Gold prices are expected to remain broadly stable in the second half of 2026 despite a highly volatile first half of the year, with geopolitical developments, interest rate expectations and central bank demand likely to determine the precious metal's next direction, according to the World Gold Council. In its latest market outlook, the Council said …

Gold prices are expected to remain broadly stable in the second half of 2026 despite a highly volatile first half of the year, with geopolitical developments, interest rate expectations and central bank demand likely to determine the precious metal’s next direction, according to the World Gold Council.

In its latest market outlook, the Council said gold experienced one of the most dramatic starts to any year, soaring to record highs in January before retreating sharply towards the end of June.

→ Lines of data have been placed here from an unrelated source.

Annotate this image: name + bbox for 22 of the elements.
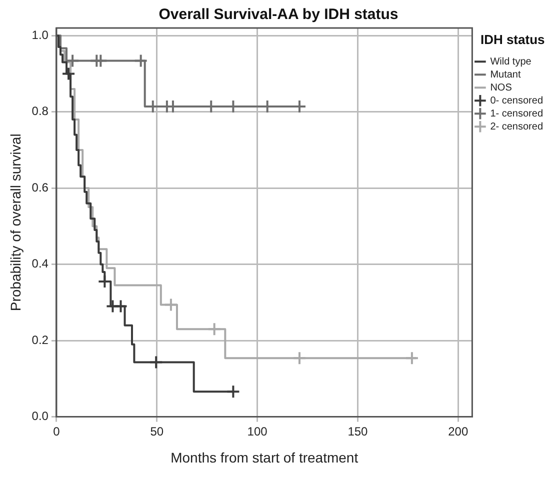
chart-title: Overall Survival-AA by IDH status <box>158 6 398 24</box>
legend-label: Mutant <box>490 69 521 80</box>
y-tick-label: 0.4 <box>32 256 49 271</box>
x-tick-label: 0 <box>53 424 60 438</box>
x-tick-label: 50 <box>150 424 164 438</box>
x-tick-label: 200 <box>448 424 468 438</box>
y-tick-label: 0.6 <box>32 180 49 194</box>
point <box>62 66 76 81</box>
legend-label: 2- censored <box>490 121 544 132</box>
legend-label: Wild type <box>490 56 532 68</box>
legend-title: IDH status <box>480 32 545 48</box>
x-axis-title: Months from start of treatment <box>170 449 358 466</box>
legend-label: 0- censored <box>490 95 544 106</box>
y-axis-title: Probability of overall survival <box>7 134 24 312</box>
y-tick-label: 0.8 <box>32 104 49 118</box>
legend-label: 1- censored <box>490 108 544 120</box>
legend-label: NOS <box>490 82 512 94</box>
y-tick-label: 0.2 <box>32 332 49 347</box>
y-tick-label: 0.0 <box>32 409 49 424</box>
y-tick-label: 1.0 <box>32 28 49 42</box>
x-tick-label: 150 <box>348 424 368 438</box>
x-tick-label: 100 <box>247 424 268 438</box>
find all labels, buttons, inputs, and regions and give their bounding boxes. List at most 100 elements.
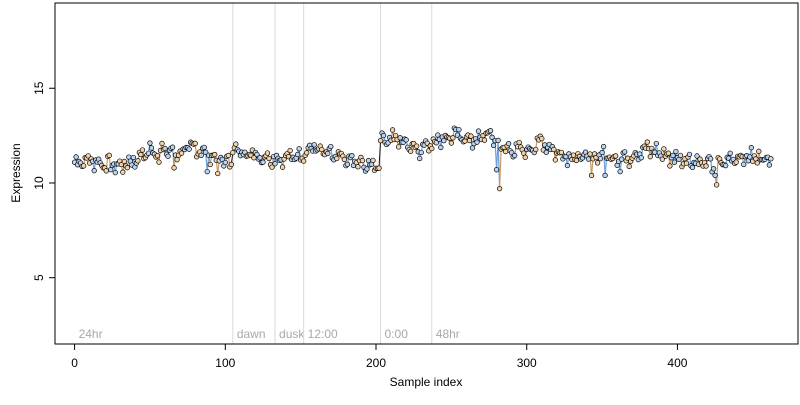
- data-point: [328, 144, 333, 149]
- plot-frame: [55, 3, 798, 344]
- data-point: [603, 173, 608, 178]
- data-point: [312, 142, 317, 147]
- x-tick-label: 100: [215, 356, 235, 370]
- data-point: [378, 138, 383, 143]
- data-point: [769, 156, 774, 161]
- data-point: [687, 152, 692, 157]
- x-tick-label: 300: [517, 356, 537, 370]
- data-point: [371, 158, 376, 163]
- data-point: [163, 146, 168, 151]
- data-point: [139, 152, 144, 157]
- data-point: [439, 145, 444, 150]
- data-point: [757, 149, 762, 154]
- data-point: [595, 161, 600, 166]
- data-point: [155, 153, 160, 158]
- data-point: [654, 141, 659, 146]
- data-point: [234, 142, 239, 147]
- data-point: [199, 153, 204, 158]
- data-point: [571, 153, 576, 158]
- data-point: [140, 148, 145, 153]
- data-point: [267, 156, 272, 161]
- data-point: [618, 169, 623, 174]
- data-point: [476, 129, 481, 134]
- data-point: [704, 164, 709, 169]
- data-point: [166, 154, 171, 159]
- data-point: [429, 146, 434, 151]
- data-point: [175, 157, 180, 162]
- data-point: [553, 158, 558, 163]
- data-point: [672, 160, 677, 165]
- region-label: dawn: [237, 327, 266, 341]
- data-point: [449, 141, 454, 146]
- series-points: [72, 126, 773, 191]
- y-tick-label: 5: [32, 274, 46, 281]
- data-point: [648, 154, 653, 159]
- data-point: [417, 156, 422, 161]
- data-point: [467, 138, 472, 143]
- data-point: [470, 146, 475, 151]
- data-point: [390, 128, 395, 133]
- data-point: [377, 166, 382, 171]
- data-point: [533, 147, 538, 152]
- data-point: [226, 153, 231, 158]
- data-point: [708, 157, 713, 162]
- data-point: [503, 149, 508, 154]
- data-point: [136, 158, 141, 163]
- data-point: [436, 133, 441, 138]
- data-point: [749, 145, 754, 150]
- data-point: [229, 162, 234, 167]
- data-point: [559, 150, 564, 155]
- data-point: [565, 163, 570, 168]
- data-point: [408, 149, 413, 154]
- data-point: [345, 162, 350, 167]
- data-point: [666, 151, 671, 156]
- data-point: [523, 155, 528, 160]
- data-point: [81, 164, 86, 169]
- data-point: [539, 136, 544, 141]
- data-point: [356, 164, 361, 169]
- x-tick-label: 400: [667, 356, 687, 370]
- data-point: [690, 165, 695, 170]
- data-point: [419, 150, 424, 155]
- data-point: [671, 153, 676, 158]
- data-point: [325, 151, 330, 156]
- data-point: [113, 170, 118, 175]
- data-point: [586, 157, 591, 162]
- data-point: [767, 163, 772, 168]
- data-point: [589, 173, 594, 178]
- data-point: [304, 151, 309, 156]
- data-point: [723, 163, 728, 168]
- data-point: [107, 153, 112, 158]
- data-point: [622, 150, 627, 155]
- data-point: [108, 167, 113, 172]
- data-point: [414, 144, 419, 149]
- data-point: [601, 144, 606, 149]
- y-tick-label: 15: [32, 81, 46, 95]
- data-point: [160, 141, 165, 146]
- data-point: [645, 140, 650, 145]
- data-point: [187, 147, 192, 152]
- data-point: [396, 145, 401, 150]
- data-point: [261, 160, 266, 165]
- series-segment: [717, 158, 719, 185]
- data-point: [212, 152, 217, 157]
- data-point: [202, 145, 207, 150]
- data-point: [482, 138, 487, 143]
- data-point: [398, 135, 403, 140]
- data-point: [544, 150, 549, 155]
- data-point: [342, 157, 347, 162]
- data-point: [295, 152, 300, 157]
- data-point: [215, 171, 220, 176]
- data-point: [711, 167, 716, 172]
- data-point: [674, 149, 679, 154]
- data-point: [121, 170, 126, 175]
- data-point: [678, 153, 683, 158]
- data-point: [223, 160, 228, 165]
- y-tick-label: 10: [32, 176, 46, 190]
- data-point: [494, 167, 499, 172]
- data-point: [404, 138, 409, 143]
- y-axis-title: Expression: [9, 143, 23, 202]
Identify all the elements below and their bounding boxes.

Gold climbed above an intraday high of US$5,500 per ounce in January before falling below US$4,000 per ounce in late June. Despite declining by about seven per cent since the beginning of the year, the metal remains among the world’s top-performing assets over the past 12 months.

According to the Council, the sharp price movements demonstrated gold’s continued sensitivity to geopolitical tensions and rapid shifts in investor sentiment. The report also highlighted the growing influence of Asian markets in determining global gold prices.

The Council noted that current gold prices broadly reflect expectations of moderate global economic growth, easing but still elevated inflation and limited additional monetary tightening by central banks.

Under those conditions, it expects gold prices to remain largely rangebound during the second half of the year, fluctuating within approximately five per cent of current levels.

However, the report said several factors could trigger another rally.

It identified a deterioration in global economic conditions, renewed geopolitical tensions, expectations of lower interest rates or strong investor demand during price dips as potential catalysts that could push gold prices back above US$4,500 per ounce, with the possibility of further gains if market signals strengthen.

Conversely, stronger-than-expected economic growth, rising bond yields and easing geopolitical uncertainty could place downward pressure on gold prices. Even so, the Council believes any decline of more than 10 per cent from current levels is likely to be limited by bargain-hunting investors.

The report also identified sustained purchases by central banks and policy developments in key gold-consuming markets, particularly India, as important factors that could influence prices during the remainder of 2026.

The World Gold Council said while gold’s near-term direction remains uncertain, the metal continues to benefit from its role as a safe-haven asset during periods of economic and geopolitical uncertainty.